I could put names on every one of these ordinary Mumbai stories and, and still have more such stories of people whose struggles to cope are made all the harder by the knowledge that the law considers them criminals. None of them would consider themselves part of Mr.Ravi’s elite, yet these are the ones who have organised to fight S.377, who have contributed from their small earnings for the costs of the case, who have dealt with their fears of exposure to give testimonies that can be quoted in court – and who came out to march last year. And this year it is these people who want to march again, not to shock and titillate the public, though they know that’s how most of the media will treat it. It is these ordinary people who want to march to prove to themselves that they can – and to prove to this city that their stories are this city’s stories too. 
 
As it happens, I think the last time I met Ms.De was a couple of years back at an event that was almost literally a dress rehearsal for these marches. This was a fashion show organised by the queer community at Damodar Hall in the Marathi millworker’s heartland of Parel East. Whatever attitudes Ms.De might take in her writing she is always gracious and a good sport in person and she readily agreed to be the judge.
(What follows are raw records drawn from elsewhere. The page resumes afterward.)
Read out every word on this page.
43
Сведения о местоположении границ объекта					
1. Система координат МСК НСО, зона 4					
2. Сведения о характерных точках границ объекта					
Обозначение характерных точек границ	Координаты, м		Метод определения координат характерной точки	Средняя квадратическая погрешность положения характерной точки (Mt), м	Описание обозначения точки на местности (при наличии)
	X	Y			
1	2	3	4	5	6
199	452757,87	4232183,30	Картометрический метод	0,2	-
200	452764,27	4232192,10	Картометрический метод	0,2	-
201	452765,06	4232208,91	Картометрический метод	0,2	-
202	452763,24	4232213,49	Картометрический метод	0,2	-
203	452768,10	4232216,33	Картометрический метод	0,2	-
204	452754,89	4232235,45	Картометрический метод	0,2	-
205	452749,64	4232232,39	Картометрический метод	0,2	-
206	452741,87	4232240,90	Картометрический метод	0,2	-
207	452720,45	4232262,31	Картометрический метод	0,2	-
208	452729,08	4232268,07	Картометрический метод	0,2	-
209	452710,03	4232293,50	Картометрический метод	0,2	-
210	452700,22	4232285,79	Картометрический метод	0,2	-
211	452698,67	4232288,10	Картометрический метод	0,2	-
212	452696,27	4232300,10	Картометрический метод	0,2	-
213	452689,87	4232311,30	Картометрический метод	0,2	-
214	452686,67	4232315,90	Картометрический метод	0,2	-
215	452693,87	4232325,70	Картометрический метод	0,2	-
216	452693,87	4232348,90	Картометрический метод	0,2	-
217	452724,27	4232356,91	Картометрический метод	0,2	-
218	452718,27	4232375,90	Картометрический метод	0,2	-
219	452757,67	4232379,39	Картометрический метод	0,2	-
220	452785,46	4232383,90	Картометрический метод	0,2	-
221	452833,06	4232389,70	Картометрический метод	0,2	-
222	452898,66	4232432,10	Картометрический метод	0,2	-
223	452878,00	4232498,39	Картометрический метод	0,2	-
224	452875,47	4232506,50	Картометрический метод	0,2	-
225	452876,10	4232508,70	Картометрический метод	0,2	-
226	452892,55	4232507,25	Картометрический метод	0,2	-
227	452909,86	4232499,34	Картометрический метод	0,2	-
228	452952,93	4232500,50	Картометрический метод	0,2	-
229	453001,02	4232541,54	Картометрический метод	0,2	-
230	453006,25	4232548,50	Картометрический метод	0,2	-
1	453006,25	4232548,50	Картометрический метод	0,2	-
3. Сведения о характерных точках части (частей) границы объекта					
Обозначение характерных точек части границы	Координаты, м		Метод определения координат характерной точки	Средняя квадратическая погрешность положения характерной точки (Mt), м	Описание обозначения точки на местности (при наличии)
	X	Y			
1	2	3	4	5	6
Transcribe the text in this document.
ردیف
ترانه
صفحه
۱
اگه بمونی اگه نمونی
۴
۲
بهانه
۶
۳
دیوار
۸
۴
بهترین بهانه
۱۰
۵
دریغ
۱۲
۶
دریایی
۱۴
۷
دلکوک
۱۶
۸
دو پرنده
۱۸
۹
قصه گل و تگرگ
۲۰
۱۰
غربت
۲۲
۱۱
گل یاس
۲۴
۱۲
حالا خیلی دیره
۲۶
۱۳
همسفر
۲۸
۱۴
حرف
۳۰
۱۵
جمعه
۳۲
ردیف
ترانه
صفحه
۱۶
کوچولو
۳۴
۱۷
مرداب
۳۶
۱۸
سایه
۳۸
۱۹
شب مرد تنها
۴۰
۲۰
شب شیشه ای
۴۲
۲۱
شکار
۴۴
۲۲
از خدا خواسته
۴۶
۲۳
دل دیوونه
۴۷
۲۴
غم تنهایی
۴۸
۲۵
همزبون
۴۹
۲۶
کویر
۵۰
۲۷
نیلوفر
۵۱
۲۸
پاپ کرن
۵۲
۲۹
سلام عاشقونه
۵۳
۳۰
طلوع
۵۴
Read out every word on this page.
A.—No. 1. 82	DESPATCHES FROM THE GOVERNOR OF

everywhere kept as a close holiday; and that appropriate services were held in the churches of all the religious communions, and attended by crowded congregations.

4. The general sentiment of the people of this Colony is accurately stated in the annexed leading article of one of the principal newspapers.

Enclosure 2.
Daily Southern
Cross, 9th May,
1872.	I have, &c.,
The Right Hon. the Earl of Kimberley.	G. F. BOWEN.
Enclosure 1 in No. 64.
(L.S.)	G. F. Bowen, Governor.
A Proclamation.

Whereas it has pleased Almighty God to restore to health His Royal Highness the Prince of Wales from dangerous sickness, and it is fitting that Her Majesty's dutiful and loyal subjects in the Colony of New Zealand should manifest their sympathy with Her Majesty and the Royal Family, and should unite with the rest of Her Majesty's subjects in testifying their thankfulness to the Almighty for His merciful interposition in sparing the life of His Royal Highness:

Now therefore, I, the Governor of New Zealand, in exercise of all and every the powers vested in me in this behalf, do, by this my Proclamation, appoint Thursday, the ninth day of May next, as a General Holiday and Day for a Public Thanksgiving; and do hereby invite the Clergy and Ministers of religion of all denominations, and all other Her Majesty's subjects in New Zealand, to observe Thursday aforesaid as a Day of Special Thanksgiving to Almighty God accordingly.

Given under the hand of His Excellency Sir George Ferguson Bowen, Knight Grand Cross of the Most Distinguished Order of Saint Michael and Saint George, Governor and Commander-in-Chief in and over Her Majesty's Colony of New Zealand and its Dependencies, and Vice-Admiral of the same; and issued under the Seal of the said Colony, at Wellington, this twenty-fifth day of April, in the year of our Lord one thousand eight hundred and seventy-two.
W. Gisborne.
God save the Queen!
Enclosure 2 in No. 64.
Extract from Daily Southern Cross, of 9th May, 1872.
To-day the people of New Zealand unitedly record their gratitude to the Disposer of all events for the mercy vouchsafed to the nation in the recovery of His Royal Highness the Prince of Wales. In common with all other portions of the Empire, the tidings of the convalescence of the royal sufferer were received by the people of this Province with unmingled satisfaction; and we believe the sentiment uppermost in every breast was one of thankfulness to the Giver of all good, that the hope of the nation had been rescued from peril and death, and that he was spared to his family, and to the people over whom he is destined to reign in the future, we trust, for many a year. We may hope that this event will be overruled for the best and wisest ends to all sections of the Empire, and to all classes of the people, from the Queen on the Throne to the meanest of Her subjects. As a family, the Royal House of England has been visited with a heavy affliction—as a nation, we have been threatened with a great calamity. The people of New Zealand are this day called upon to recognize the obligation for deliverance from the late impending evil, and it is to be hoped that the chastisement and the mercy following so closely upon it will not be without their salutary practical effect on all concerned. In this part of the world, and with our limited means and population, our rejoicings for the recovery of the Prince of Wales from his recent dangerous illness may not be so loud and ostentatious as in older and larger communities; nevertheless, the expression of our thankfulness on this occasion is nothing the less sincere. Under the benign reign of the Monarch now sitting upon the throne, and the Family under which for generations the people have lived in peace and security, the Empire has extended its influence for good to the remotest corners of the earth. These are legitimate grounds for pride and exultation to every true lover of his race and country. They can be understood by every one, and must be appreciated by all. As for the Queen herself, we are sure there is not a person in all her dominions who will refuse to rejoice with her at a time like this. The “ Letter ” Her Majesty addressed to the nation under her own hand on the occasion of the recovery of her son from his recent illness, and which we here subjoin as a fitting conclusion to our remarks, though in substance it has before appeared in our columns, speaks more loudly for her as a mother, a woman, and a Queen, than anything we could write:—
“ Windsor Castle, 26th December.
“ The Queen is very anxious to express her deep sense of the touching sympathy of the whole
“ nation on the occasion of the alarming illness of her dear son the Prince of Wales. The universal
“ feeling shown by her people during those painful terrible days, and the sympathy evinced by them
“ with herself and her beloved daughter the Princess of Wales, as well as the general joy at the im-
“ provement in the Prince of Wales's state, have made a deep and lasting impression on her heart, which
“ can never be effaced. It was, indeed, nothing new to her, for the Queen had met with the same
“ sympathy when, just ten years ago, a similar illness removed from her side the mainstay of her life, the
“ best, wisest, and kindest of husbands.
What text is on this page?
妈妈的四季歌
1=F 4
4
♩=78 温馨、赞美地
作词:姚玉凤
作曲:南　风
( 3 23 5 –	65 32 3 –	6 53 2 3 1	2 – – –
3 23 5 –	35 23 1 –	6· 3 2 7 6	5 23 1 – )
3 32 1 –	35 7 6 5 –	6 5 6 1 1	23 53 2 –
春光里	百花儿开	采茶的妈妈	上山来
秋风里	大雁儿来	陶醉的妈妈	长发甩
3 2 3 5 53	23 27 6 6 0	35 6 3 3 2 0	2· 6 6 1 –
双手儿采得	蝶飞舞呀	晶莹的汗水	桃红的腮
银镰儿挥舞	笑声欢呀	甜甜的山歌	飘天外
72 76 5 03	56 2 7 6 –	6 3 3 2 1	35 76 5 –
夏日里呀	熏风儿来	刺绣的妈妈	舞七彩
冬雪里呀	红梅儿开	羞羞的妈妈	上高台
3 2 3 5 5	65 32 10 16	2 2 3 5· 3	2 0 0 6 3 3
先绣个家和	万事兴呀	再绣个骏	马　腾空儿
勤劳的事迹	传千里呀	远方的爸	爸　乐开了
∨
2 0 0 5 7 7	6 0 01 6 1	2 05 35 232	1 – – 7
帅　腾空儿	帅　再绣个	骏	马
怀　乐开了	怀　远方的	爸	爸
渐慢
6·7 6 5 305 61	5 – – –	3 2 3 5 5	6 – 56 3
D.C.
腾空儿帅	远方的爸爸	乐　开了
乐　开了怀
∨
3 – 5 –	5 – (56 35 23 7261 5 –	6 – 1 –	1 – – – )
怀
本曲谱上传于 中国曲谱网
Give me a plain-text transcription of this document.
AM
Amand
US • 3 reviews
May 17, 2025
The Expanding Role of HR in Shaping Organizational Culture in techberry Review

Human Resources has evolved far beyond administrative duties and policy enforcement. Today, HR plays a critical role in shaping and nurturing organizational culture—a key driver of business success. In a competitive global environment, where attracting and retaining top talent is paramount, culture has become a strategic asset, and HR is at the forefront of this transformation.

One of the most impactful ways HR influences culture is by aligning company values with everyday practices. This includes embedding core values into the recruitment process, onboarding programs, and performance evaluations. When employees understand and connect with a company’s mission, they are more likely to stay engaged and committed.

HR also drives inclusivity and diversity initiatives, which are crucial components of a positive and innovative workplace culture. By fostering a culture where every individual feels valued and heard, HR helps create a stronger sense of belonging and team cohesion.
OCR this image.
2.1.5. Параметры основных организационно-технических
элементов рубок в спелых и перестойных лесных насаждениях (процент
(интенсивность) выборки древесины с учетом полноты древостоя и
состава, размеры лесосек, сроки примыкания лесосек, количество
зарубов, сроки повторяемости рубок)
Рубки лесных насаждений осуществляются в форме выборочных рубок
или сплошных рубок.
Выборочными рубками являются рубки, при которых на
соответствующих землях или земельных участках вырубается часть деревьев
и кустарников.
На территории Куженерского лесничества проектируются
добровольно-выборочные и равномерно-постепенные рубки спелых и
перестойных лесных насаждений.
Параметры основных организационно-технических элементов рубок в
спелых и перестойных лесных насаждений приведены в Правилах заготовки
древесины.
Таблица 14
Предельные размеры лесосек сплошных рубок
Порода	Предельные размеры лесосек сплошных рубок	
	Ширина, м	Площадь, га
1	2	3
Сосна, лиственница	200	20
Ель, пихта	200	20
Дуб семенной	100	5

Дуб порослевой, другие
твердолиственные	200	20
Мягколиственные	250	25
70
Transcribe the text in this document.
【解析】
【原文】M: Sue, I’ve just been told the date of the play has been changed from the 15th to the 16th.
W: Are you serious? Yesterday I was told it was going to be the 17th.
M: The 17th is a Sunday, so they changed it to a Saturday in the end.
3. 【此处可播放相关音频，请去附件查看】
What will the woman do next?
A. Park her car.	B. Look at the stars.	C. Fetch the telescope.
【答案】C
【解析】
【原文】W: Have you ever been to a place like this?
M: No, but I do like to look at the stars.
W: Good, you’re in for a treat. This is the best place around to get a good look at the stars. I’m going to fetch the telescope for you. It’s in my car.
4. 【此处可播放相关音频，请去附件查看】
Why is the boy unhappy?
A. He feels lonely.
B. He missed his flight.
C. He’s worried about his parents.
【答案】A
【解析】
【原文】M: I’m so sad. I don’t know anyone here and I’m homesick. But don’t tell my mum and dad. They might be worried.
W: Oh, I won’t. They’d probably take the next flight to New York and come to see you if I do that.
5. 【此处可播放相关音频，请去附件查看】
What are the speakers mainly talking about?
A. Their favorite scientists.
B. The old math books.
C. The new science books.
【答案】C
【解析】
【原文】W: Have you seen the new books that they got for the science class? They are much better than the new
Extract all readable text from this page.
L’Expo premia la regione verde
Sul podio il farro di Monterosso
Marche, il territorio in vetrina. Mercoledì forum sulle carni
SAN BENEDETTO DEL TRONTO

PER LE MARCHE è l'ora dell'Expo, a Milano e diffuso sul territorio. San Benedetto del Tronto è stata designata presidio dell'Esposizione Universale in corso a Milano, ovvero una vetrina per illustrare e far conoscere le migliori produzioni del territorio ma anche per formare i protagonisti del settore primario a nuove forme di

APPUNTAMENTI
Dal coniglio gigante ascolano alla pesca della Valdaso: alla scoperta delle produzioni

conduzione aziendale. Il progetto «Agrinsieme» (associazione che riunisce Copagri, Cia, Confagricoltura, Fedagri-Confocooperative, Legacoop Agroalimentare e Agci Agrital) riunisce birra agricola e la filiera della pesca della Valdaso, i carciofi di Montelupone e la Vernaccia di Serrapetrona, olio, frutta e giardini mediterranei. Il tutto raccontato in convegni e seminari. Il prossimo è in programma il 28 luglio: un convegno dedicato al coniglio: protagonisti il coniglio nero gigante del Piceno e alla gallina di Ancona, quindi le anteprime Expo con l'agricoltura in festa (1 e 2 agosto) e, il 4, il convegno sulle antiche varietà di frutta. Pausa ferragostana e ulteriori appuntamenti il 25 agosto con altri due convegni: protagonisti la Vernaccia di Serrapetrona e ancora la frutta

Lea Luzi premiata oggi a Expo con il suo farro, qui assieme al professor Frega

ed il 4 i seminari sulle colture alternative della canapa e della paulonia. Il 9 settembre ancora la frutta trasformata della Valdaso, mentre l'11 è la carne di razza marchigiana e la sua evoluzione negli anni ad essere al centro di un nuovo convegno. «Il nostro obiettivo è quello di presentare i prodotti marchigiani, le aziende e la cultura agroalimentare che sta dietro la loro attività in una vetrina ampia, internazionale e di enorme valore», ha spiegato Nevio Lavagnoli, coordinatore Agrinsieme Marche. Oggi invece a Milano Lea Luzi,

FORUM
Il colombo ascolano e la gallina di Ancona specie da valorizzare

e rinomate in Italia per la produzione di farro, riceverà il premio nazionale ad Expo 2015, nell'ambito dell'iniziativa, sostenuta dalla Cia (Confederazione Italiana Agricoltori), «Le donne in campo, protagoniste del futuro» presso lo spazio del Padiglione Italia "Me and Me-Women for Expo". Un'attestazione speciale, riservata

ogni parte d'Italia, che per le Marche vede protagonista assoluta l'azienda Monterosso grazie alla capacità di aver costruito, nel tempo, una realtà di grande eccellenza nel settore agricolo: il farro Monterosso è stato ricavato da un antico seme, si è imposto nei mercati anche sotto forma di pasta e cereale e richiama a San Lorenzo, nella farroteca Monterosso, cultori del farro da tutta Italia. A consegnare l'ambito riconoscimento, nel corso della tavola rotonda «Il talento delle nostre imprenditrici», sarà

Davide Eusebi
With not a single elite gay designer or director in sight, but a crowd comprising of half queer people and their families, and half Damodar Hall’s regular (slightly surprised but appreciative) audience, the show presented glamorously bedecked drag queens and stylish lesbian drag kings, tight T-shirted muscular gay men and one bi woman friend of mine who had gone for a high heels, corset and whip look. 
 
Ms.De sat appreciately through it all, and even gave a speech in Marathi at the end. She didn’t tell the participants to hold their enthusiasm then, so I hope she’ll understand when those same people come out to march. Not in any expectation of immediate or easy change, but with the knowledge that our first steps must be taken, with sequins and style, in the streets of Mumbai.